Il personale dell’Ufficio ADM Lazio3, in sinergia con i finanzieri del Comando Provinciale della Guardia di Finanza di Roma, ha bloccato presso il porto di Civitavecchia un tentativo di introduzione illecita nel territorio nazionale di tabacchi lavorati esteri e tabacco da mastico provenienti dall’Algeria.
L’intervento è stato effettuato nell’ambito dei costanti controlli su passeggeri, bagagli e mezzi in arrivo presso lo scalo portuale, con particolare attenzione alle tratte internazionali maggiormente esposte al rischio di traffici illeciti.
Controllati due cittadini algerini sbarcati da Annaba
Nel corso delle attività, il personale dell’Ufficio ADM Lazio3 e i finanzieri del Comando Provinciale della Guardia di Finanza di Roma hanno sottoposto a controllo due cittadini algerini, appena sbarcati da un traghetto proveniente dal porto di Annaba.

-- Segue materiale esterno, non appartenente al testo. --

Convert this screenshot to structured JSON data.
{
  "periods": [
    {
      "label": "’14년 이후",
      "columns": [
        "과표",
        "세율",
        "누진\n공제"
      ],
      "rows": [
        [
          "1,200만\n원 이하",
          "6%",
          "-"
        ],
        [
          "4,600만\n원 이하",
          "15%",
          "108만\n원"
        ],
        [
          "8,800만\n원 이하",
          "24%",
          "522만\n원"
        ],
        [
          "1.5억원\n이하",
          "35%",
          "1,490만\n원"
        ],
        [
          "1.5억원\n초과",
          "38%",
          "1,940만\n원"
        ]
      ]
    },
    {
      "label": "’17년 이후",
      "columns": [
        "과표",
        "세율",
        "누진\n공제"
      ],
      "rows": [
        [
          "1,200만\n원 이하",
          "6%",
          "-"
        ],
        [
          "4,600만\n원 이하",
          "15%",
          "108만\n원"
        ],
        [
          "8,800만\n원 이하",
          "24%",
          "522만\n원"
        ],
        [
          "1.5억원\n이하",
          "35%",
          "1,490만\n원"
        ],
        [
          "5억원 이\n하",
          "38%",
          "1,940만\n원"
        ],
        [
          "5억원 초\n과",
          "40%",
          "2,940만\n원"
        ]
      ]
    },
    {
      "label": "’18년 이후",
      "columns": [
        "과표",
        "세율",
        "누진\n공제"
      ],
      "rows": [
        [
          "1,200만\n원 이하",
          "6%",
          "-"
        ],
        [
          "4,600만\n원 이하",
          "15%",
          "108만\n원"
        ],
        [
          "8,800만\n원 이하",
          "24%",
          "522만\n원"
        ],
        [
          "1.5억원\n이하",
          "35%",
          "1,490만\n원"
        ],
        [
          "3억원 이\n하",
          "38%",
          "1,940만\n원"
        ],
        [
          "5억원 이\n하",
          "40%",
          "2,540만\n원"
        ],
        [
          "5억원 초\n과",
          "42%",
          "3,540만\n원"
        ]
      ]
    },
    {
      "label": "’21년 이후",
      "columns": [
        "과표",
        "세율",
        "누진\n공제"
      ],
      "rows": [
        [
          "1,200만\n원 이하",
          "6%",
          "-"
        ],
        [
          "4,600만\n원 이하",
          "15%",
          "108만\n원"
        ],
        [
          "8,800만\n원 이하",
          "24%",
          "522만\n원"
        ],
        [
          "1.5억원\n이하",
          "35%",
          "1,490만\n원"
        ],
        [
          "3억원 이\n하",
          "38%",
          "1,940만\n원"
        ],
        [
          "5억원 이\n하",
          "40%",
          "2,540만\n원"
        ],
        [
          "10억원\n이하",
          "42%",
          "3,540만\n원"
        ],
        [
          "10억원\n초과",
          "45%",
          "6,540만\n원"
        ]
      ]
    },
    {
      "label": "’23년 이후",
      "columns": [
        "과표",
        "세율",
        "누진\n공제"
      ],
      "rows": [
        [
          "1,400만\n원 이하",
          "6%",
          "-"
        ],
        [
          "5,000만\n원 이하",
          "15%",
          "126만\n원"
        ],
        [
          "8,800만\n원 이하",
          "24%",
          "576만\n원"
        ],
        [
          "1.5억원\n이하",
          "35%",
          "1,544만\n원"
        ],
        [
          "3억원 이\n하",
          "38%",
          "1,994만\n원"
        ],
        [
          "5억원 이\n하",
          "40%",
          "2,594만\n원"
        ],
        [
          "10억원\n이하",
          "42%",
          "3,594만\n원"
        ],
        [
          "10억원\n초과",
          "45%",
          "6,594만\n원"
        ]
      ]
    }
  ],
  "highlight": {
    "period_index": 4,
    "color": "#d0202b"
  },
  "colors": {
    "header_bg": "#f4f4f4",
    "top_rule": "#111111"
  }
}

L’accurata ispezione dei bagagli al seguito ha consentito di rinvenire quasi mezzo chilo di tabacchi lavorati esteri (T.L.E.) e oltre 8 kg di tabacco da mastico, per un quantitativo complessivo di quasi 9 chili, occultati al fine di sottrarli ai controlli doganali e al pagamento dei relativi diritti.
Sequestro e sanzioni per oltre 43mila euro
I prodotti sono stati sottoposti a sequestro e nei confronti dei due trasgressori sono state irrogate sanzioni amministrative pecuniarie per oltre 43mila euro.
L’importo è stato determinato, in applicazione della normativa vigente, nella misura di 5 euro per ogni grammo di tabacco introdotto illecitamente nel territorio nazionale. La merce sequestrata sarà successivamente avviata alla confisca e destinata alla distruzione secondo le procedure previste.
Contrasto ai traffici illeciti transfrontalieri
L’operazione si inserisce nel più ampio dispositivo di vigilanza e contrasto ai traffici illeciti transfrontalieri attuato in sinergia dall’Agenzia delle Dogane e dei Monopoli e dalla Guardia di Finanza presso gli scali portuali e aeroportuali.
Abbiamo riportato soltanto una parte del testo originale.